Поезд не менее часа шел без остановки, потом как–то сразу сбавил ход, медленно перестукивал колесами на стыках рельсов и наконец остановился. Громыка попросил у жены комбрига бидончик и поспешил на станцию. Вернувшись, осторожно поставил на откидной столик бидончик с пивом.
— Угощайтесь, братки. Свежее, при мне бочонок открыли, — сказал Громыка и хотел налить в стакан, но Шмелев придержал его руку:
— Постой. Мы сейчас приготовим ужин по всем правилам. — И поглядел на жену: — Катюша, достань–ка нам что–нибудь из корзины.
Екатерина Степановна посмотрела мужу в глаза и протяжно сказала:
— Коля, бутылочку винца надо бы раскупорить. Я тоже за компанию. Она посмотрела на Громыку как бы извиняясь: — Верите, почти год ждала его и в рот ни капельки не брала.
— О чем разговор! — заулыбался Николай Григорьевич и вынул из–под сиденья два чемодана, составив их посреди купе в виде столика.

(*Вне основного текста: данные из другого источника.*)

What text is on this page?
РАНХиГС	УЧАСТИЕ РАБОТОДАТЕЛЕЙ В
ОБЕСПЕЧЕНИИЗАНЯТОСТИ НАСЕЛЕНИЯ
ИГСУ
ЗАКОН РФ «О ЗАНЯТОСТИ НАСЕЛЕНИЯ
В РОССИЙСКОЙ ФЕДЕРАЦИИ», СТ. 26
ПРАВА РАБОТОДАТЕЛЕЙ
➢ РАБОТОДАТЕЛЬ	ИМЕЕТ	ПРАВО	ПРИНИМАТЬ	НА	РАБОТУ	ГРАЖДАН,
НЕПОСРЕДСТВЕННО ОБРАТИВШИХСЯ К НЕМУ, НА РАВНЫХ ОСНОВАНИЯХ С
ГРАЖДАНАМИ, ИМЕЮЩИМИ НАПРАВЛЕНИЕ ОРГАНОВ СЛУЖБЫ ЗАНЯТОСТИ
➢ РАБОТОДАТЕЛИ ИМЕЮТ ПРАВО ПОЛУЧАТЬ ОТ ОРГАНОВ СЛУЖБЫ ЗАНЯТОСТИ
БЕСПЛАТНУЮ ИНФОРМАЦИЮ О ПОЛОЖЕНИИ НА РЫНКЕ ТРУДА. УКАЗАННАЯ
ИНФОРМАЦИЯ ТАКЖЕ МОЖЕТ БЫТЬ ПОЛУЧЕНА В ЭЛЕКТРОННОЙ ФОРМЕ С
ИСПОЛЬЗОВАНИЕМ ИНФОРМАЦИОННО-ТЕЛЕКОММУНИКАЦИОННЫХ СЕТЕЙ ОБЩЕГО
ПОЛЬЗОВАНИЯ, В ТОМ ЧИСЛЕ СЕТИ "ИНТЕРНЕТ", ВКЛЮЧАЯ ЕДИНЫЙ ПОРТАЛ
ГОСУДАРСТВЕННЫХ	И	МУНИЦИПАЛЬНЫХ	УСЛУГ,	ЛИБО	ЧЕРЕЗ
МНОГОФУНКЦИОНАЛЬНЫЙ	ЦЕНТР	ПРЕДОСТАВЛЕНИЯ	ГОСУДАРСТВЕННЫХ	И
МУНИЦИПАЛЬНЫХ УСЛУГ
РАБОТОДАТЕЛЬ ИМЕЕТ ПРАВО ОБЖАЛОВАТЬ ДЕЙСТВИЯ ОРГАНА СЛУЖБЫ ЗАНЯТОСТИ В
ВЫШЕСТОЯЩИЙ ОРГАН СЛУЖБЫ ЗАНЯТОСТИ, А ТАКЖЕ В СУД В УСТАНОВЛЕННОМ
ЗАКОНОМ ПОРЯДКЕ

Затем Екатерина Степановна достала салфетку и накрыла чемодан. На столике появились колбаса, коробка паюсной икры, нарезанная ломтиками семга, мандарины…
Откупорив бутылку, Николай Григорьевич предложил жене выпить рюмку коньяку, но Екатерина Степановна отказалась, попросив вина.
— Неволить не буду. Давайте–ка с вами, товарищ Громыка.
— За вас, сябры! За наше доброе побратимство! — поднял стакан Громыка. — Коли ласка, бувайте у меня.
— Заглянем. У вас, говорят, бульба добрая, — улыбнулась Екатерина Степановна.
— И горилка тоже. Но вас, военных, не удивишь. Всякое повидали. А я вот поглядел на ваши кули да на хлопоты и подумал: чему завидовать? Жалость берет… Не приведи — избавь!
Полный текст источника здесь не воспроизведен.